New Mexico Project
Pronghorn productivity and resource selection in the Chihuahuan Desert
August 2009 - December 2012
Personnel
Participating Agencies
- Cooperative Research Unit Program
A population of pronghorn on White Sands Missile Range (WSMR), in south-central New Mexico, has declined since 1980. While this decreasing trend has coincided with intermittent periods of severe drought, competition with the non-native South African gemsbok is presumed as a contributor to the overall decline of the population. Thus the goal of this study was to relate seasonal changes in forage quality throughout pronghorn habitat on WSMR and relate these seasonal changes to diet composition and nutrition and evaluate dietary overlap between pronghorn and gemsbok. Dietary quality (fecal nitrogen, FN and fecal 2,6-diamonphelic acid, FDAPA) reflected seasonal differences in available forage as well as severe drought. Average FN increased in pronghorn from 1.4% in the cool-dry season (2010) to 2.1% in the warm-dry (2010) season. In contrast, FN decreased in pronghorn from 2.1% in the warm-dry (2010) to 1.4% in the drought of the warm-dry season (2011). Diet composition revealed pronghorn consumed 75 species with forbs representing the major component in the diet (42-68%) in contrast to grasses (2-21%).
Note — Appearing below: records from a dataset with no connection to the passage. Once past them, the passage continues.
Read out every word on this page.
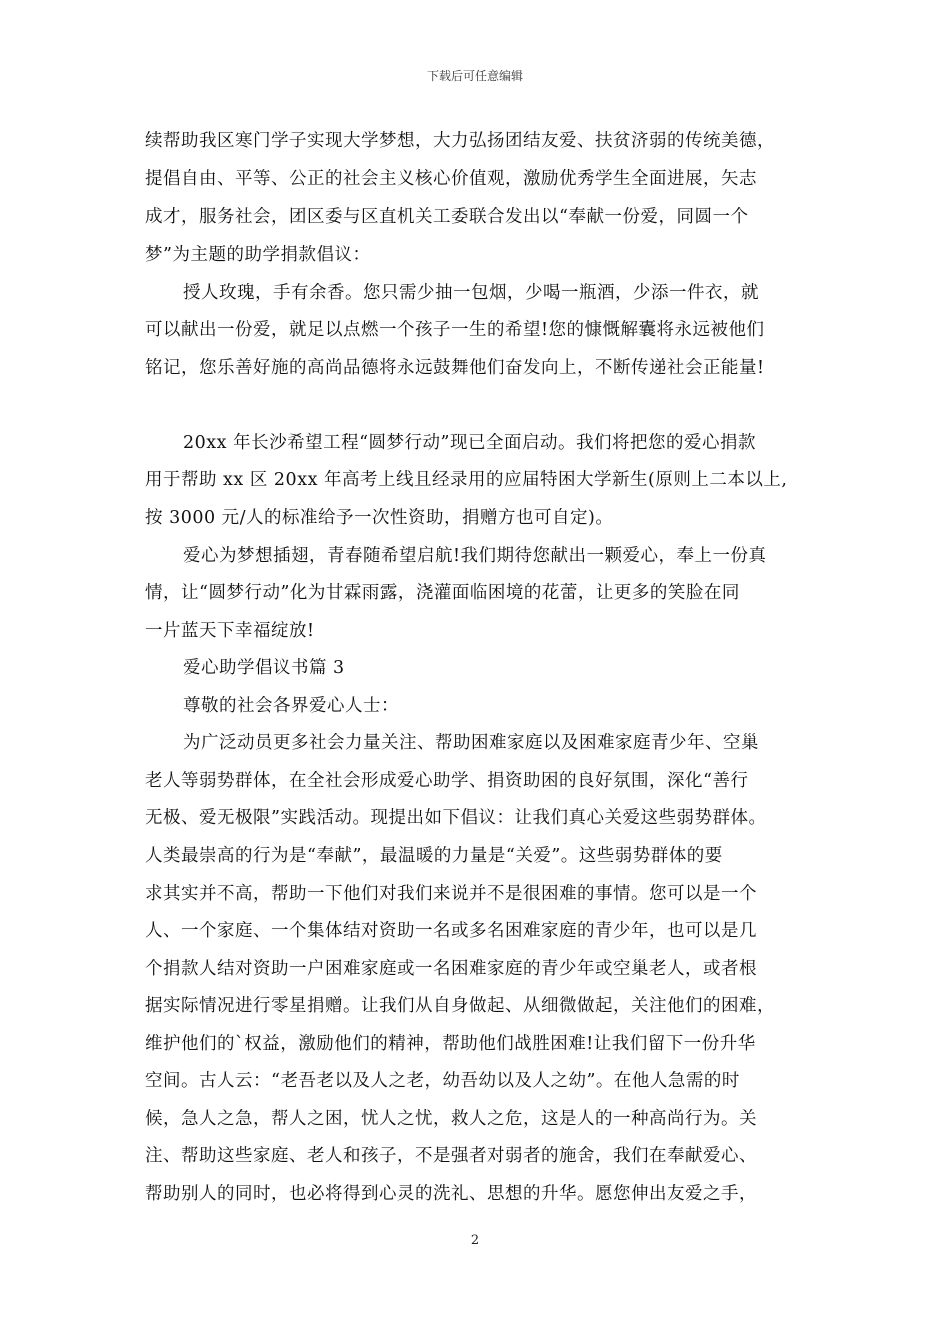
下载后可任意编辑
续帮助我区寒门学子实现大学梦想，大力弘扬团结友爱、扶贫济弱的传统美德，
提倡自由、平等、公正的社会主义核心价值观，激励优秀学生全面进展，矢志
成才，服务社会，团区委与区直机关工委联合发出以“奉献一份爱，同圆一个
梦”为主题的助学捐款倡议：
授人玫瑰，手有余香。您只需少抽一包烟，少喝一瓶酒，少添一件衣，就
可以献出一份爱，就足以点燃一个孩子一生的希望!您的慷慨解囊将永远被他们
铭记，您乐善好施的高尚品德将永远鼓舞他们奋发向上，不断传递社会正能量!
20xx 年长沙希望工程“圆梦行动”现已全面启动。我们将把您的爱心捐款
用于帮助 xx 区 20xx 年高考上线且经录用的应届特困大学新生(原则上二本以上,
按 3000 元/人的标准给予一次性资助，捐赠方也可自定)。
爱心为梦想插翅，青春随希望启航!我们期待您献出一颗爱心，奉上一份真
情，让“圆梦行动”化为甘霖雨露，浇灌面临困境的花蕾，让更多的笑脸在同
一片蓝天下幸福绽放!
爱心助学倡议书篇 3
尊敬的社会各界爱心人士：
为广泛动员更多社会力量关注、帮助困难家庭以及困难家庭青少年、空巢
老人等弱势群体，在全社会形成爱心助学、捐资助困的良好氛围，深化“善行
无极、爱无极限”实践活动。现提出如下倡议：让我们真心关爱这些弱势群体。
人类最崇高的行为是“奉献”，最温暖的力量是“关爱”。这些弱势群体的要
求其实并不高，帮助一下他们对我们来说并不是很困难的事情。您可以是一个
人、一个家庭、一个集体结对资助一名或多名困难家庭的青少年，也可以是几
个捐款人结对资助一户困难家庭或一名困难家庭的青少年或空巢老人，或者根
据实际情况进行零星捐赠。让我们从自身做起、从细微做起，关注他们的困难，
维护他们的`权益，激励他们的精神，帮助他们战胜困难!让我们留下一份升华
空间。古人云：“老吾老以及人之老，幼吾幼以及人之幼”。在他人急需的时
候，急人之急，帮人之困，忧人之忧，救人之危，这是人的一种高尚行为。关
注、帮助这些家庭、老人和孩子，不是强者对弱者的施舍，我们在奉献爱心、
帮助别人的同时，也必将得到心灵的洗礼、思想的升华。愿您伸出友爱之手，
2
Although gemsbok and pronghorn share the same habitat (were often seen grazing together), an analysis of dietary overlap between the two species revealed low (17%) to moderate (37%) overlap and suggests the gemsbok are not negatively influencing forage selection of pronghorn on WSMR. Gemsbok dietary quality did not differ between warm-dry (2010) and the drought of the warm-dry season of 2011, revealing resiliency in the gemsbok compared to the pronghorn during abnormally low precipitation periods.